In an $n$-dimensional inner product space $V$, I have $k$ ($k\le n$) linearly independent vectors $\{b_1,b_2,\cdots,b_k\}$ spanning a subspace $U$. The $k$ vectors need not be orthogonal. Then I was told that the projection of an arbitrary vector $c$ onto $U$ is given by $$P_Uc=A(A^TA)^{-1}A^Tc$$ where $A$ is the $n\times k$ matrix with column vectors $\left((b_1)(b_2)\cdots(b_k)\right)$.
My questions are
(1) How to prove that it is the projection? (EDIT: which has been answered, thanks!)
(2) how can one be sure that the matrix $A^TA$ is invertible?

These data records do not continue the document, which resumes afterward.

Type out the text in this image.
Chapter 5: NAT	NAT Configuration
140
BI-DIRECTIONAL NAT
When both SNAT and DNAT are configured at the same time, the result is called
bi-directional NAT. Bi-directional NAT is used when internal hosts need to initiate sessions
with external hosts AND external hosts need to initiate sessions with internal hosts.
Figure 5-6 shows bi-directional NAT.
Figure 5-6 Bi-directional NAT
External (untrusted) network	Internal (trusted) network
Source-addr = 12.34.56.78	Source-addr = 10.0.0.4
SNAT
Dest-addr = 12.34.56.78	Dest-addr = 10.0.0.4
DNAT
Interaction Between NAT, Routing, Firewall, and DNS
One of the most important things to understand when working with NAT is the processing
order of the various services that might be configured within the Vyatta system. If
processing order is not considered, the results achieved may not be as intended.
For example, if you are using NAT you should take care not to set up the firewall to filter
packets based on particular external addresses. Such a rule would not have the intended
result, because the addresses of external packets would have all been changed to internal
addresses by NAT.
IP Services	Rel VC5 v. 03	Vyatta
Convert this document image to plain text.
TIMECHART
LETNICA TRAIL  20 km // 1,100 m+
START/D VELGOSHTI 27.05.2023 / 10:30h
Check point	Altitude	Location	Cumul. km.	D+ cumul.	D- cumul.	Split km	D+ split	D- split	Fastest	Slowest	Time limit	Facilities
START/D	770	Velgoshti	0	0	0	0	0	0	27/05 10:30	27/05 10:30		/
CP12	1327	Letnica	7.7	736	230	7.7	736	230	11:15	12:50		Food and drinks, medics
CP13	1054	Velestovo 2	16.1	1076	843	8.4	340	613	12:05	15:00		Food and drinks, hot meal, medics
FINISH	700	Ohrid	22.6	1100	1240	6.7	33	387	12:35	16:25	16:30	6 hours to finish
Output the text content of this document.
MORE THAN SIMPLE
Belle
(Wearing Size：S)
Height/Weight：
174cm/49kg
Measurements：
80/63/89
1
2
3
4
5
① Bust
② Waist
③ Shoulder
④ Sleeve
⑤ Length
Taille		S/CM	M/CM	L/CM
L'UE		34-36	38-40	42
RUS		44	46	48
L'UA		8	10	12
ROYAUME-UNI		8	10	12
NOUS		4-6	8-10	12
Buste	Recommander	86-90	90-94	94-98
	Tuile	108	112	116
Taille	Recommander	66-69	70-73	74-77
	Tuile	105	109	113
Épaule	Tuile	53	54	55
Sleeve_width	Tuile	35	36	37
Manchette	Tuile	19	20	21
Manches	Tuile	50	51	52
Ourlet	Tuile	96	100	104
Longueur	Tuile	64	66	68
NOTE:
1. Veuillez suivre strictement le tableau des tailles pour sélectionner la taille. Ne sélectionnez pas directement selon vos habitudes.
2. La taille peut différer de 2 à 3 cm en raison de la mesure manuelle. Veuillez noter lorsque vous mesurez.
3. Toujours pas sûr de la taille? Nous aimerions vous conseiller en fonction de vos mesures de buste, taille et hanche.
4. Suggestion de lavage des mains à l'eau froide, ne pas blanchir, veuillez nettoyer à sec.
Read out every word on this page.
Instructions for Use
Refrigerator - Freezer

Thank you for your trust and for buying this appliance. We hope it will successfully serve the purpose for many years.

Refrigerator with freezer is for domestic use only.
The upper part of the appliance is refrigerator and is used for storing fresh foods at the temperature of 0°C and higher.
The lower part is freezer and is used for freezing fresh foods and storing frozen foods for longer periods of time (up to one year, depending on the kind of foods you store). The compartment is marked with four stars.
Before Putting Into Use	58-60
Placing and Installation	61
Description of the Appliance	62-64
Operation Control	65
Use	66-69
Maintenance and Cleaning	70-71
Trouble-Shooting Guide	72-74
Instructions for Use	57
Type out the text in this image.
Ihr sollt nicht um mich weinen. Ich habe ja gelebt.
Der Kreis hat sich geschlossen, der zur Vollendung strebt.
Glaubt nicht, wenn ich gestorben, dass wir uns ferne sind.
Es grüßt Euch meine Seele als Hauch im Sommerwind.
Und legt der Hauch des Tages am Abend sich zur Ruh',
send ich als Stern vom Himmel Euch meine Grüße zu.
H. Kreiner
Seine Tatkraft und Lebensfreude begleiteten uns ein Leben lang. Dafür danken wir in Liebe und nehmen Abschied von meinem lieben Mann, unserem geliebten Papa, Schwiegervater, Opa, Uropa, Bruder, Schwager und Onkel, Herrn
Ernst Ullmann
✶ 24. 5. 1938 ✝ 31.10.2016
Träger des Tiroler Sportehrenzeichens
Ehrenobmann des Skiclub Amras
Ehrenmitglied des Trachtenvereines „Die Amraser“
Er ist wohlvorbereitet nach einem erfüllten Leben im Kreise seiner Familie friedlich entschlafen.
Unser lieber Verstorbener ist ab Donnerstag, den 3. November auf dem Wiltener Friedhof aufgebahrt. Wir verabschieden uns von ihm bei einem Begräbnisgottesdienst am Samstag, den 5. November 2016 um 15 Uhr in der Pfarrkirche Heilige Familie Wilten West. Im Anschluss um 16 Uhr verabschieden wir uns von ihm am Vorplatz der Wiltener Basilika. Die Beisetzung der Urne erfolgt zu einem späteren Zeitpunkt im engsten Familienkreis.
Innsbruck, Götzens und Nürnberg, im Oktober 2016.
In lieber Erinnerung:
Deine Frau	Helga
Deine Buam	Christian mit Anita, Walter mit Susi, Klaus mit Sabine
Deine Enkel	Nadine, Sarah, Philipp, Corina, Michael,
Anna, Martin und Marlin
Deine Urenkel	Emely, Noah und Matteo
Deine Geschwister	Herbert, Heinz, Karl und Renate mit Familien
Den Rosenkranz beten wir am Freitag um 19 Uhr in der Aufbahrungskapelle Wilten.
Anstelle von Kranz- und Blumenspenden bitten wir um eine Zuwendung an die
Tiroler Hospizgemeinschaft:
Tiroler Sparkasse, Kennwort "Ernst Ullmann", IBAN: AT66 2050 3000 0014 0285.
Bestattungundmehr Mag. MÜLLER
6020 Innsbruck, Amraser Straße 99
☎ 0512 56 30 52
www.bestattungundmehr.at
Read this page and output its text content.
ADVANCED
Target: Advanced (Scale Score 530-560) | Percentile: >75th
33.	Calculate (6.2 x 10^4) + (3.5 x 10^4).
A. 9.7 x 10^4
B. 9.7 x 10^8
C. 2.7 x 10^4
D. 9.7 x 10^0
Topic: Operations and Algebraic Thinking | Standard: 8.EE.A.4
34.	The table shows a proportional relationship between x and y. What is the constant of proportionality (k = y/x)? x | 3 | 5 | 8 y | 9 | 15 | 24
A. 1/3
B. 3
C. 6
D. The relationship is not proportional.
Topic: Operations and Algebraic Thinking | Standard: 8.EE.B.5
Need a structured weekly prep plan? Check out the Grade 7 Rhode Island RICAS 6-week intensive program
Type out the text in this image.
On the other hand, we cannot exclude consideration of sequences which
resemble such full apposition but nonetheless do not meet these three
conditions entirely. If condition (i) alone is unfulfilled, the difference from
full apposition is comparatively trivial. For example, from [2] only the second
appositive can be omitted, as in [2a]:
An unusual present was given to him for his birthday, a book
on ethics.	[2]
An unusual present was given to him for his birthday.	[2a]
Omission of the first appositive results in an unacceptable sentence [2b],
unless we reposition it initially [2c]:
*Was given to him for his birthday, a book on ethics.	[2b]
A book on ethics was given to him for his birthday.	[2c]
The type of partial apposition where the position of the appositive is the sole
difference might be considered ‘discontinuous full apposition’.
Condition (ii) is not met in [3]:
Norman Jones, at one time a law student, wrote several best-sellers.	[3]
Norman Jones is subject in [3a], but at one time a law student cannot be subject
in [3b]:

The image of $A$ is $U$ so any vector in $y\in U$ may be written as $y=Ax$ with $x\in {\Bbb R}^k$. The orthogonal projection of $c$ onto $y=Ax\in U$ is the one which minimizes the distance from $c$ to $U$, or equivalently such that $c-y$ is orthogonal to the image of $A$. This last condition may be written as: $$ A^T (c - y) = A^T(c - Ax)= 0 \ \ \Leftrightarrow \ \ x=(A^T A)^{-1} A^T c$$ from which you deduce $$ y= A x=A(A^T A)^{-1} A^T c$$
Suppose that there is $x\in {\Bbb R}^k$ so that $A^TAx=0$ whence so that $|Ax|^2 = x^T A^T A x=0$ so we must have $Ax=0$ but the columns in $A$ are linearly independent so $x=0$. The kernel of $A^TA$ is thus trivial and the (square) matrix is invertible.